On Austerity & Dedication
Some years ago I had the great fortune of attending a satsang given by the beloved and saintly monk and yogi, Baba Hari Dass. He has taken a vow of silence, and hasn’t spoken a word out loud since 1952. During the satsang, he would write things with a marker on a small dry erase board in his hand, and a devotee sitting next to him would read out what he’d written. At one point he wrote that we all as human beings possess a divine essence. “We are all like clay jars,” he wrote, “sitting next to the Ocean of Divinity, and each clay jar is filled with that same Ocean water.” I couldn’t help myself, and raised my hand and asked, “Babaji, how do we break the jar?” All the heads in the room turned to Babaji as he immediately started writing. After just a few moments, he finished and then showed the board to the devotee, who then read out loud: “Breaking it won’t help. Pour it back.”

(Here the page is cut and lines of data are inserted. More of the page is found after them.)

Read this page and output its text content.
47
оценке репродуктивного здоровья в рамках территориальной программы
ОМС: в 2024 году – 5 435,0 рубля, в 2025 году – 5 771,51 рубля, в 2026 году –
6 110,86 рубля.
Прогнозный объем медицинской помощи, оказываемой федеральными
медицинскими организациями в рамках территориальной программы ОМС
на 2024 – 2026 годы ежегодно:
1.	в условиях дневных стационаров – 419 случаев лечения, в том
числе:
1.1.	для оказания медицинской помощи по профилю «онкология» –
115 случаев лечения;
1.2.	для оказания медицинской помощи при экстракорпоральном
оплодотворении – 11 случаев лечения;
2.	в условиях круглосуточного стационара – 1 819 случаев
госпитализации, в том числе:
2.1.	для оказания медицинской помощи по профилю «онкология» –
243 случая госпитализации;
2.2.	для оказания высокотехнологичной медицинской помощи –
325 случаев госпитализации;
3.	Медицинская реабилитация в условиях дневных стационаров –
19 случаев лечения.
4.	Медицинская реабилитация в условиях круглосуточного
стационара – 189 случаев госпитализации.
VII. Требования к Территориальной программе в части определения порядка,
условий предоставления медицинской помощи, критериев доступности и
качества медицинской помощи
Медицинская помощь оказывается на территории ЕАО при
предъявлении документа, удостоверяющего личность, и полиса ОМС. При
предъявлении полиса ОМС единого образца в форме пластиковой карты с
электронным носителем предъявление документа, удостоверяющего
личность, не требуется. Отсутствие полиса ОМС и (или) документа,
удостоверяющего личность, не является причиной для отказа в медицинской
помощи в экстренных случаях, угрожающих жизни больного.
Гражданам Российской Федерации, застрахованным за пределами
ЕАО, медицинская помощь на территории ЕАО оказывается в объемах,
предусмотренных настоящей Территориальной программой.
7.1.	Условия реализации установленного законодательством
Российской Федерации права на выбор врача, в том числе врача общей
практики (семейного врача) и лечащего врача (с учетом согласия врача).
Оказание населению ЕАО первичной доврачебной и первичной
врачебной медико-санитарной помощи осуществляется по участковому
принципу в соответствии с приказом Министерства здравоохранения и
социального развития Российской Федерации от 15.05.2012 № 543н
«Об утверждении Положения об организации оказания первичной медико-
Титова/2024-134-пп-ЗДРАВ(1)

As spiritual strivers we often find ourselves pushing our limits, engaged in austerities. But austerity solely for austerity’s sake quickly becomes a fool’s errand. We can retreat from the world, we can fast and push and purge, but if there is no overarching Ideal that becomes our overwhelming passion, then we are bound to fail. The breaking of our body or of our mind is not the Goal. True, through discipline, through the friction of our struggles, renunciations and restraints, we build up heat. That is tapasya. But once that fire catches, what do we do with it? Yes, let it blaze. Our lives should burn, should blaze. But let it burn for an Ideal. Let it be an offering. Burn with pure passion. But don’t burn the house down. Let that fire instead be a source of warmth and light for the One who’s living inside.